Çok büyük maliyetlerle oluşturulan Merkez Bankası döviz rezervi, İstanbul eski belediye başkanının yolsuzluk, rüşvet ve ihaleye fesat karıştırma iddialarıyla gözaltına alındığı günden itibaren 55 milyar dolar erimiştir.
Yani, bu süreçte 55 milyar dolar piyasaya sürülerek doların yükselmesi engellenmeye çalışılmıştır. O tarihten bu yana dolar kuru 38 TL civarında tutulmaya çalışılmaktadır. Seçim öncesinde Merkez Bankası döviz rezervleri eksi 50 milyar dolar seviyesine inene kadar da benzer müdahaleler yapılmaya devam edilmiştir.

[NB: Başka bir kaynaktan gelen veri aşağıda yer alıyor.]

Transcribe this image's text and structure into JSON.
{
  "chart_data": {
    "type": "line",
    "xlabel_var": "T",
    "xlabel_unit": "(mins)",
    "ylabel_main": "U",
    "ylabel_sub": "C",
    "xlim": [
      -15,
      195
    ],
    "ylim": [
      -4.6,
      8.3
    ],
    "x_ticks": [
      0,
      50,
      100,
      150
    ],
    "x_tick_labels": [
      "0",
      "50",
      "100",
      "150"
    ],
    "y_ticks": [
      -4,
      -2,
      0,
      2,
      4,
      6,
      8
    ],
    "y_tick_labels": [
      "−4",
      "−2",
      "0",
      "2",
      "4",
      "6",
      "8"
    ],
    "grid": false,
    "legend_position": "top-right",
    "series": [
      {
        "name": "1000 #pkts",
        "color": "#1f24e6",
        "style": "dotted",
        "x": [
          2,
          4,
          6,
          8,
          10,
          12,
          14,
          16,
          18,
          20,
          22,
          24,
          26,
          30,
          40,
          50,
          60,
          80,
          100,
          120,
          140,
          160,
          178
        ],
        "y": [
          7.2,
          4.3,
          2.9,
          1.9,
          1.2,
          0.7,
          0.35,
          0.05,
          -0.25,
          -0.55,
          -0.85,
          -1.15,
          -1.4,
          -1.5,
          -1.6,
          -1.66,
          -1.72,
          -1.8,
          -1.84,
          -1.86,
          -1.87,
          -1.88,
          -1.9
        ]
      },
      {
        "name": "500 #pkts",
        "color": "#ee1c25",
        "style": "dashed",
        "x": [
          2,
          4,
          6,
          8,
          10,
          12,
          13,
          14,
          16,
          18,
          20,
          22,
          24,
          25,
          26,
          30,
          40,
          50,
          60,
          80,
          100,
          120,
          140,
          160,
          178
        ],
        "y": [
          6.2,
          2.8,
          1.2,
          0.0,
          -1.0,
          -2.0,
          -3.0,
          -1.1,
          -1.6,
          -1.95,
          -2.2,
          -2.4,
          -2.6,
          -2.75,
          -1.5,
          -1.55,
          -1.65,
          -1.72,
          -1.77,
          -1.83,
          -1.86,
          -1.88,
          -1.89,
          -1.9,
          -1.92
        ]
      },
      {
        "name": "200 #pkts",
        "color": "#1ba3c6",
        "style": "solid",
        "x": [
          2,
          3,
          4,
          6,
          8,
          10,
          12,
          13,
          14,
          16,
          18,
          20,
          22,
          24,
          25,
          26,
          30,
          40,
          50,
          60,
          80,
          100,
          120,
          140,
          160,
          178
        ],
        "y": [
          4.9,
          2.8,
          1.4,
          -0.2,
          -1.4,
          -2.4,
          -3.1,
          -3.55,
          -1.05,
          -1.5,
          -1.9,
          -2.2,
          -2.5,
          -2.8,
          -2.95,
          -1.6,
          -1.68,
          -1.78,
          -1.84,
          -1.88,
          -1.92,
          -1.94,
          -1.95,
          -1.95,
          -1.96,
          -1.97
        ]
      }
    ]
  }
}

Geçtiğimiz ay Merkez Bankası, politika faizini artırmak zorunda kalmıştır. Bu adım, dolara olan ilgiyi azaltmak ve parayı mevduata yönlendirmek amacıyla atılmıştır. Ancak geçtiğimiz bir yıl içerisinde dolar, enflasyon oranlarına göre ciddi bir getiri sunmamasına rağmen hem vatandaşların hem de şirketlerin ilgi odağı olmaktan kurtulamamıştır. Halen vatandaşlar ve sanayiciler dolar alımı konusunda istekli davranmaktadır.
Her ne kadar Merkez Bankası faiz artışı yapmış olsa da, dolara olan yönelim devam etmektedir. Para arzı sürerken, kredi faizleri yüksek olmasına rağmen şirketlerin kredi talebi azalmamaktadır. Harcamalarda da ciddi bir düşüş görülmemektedir.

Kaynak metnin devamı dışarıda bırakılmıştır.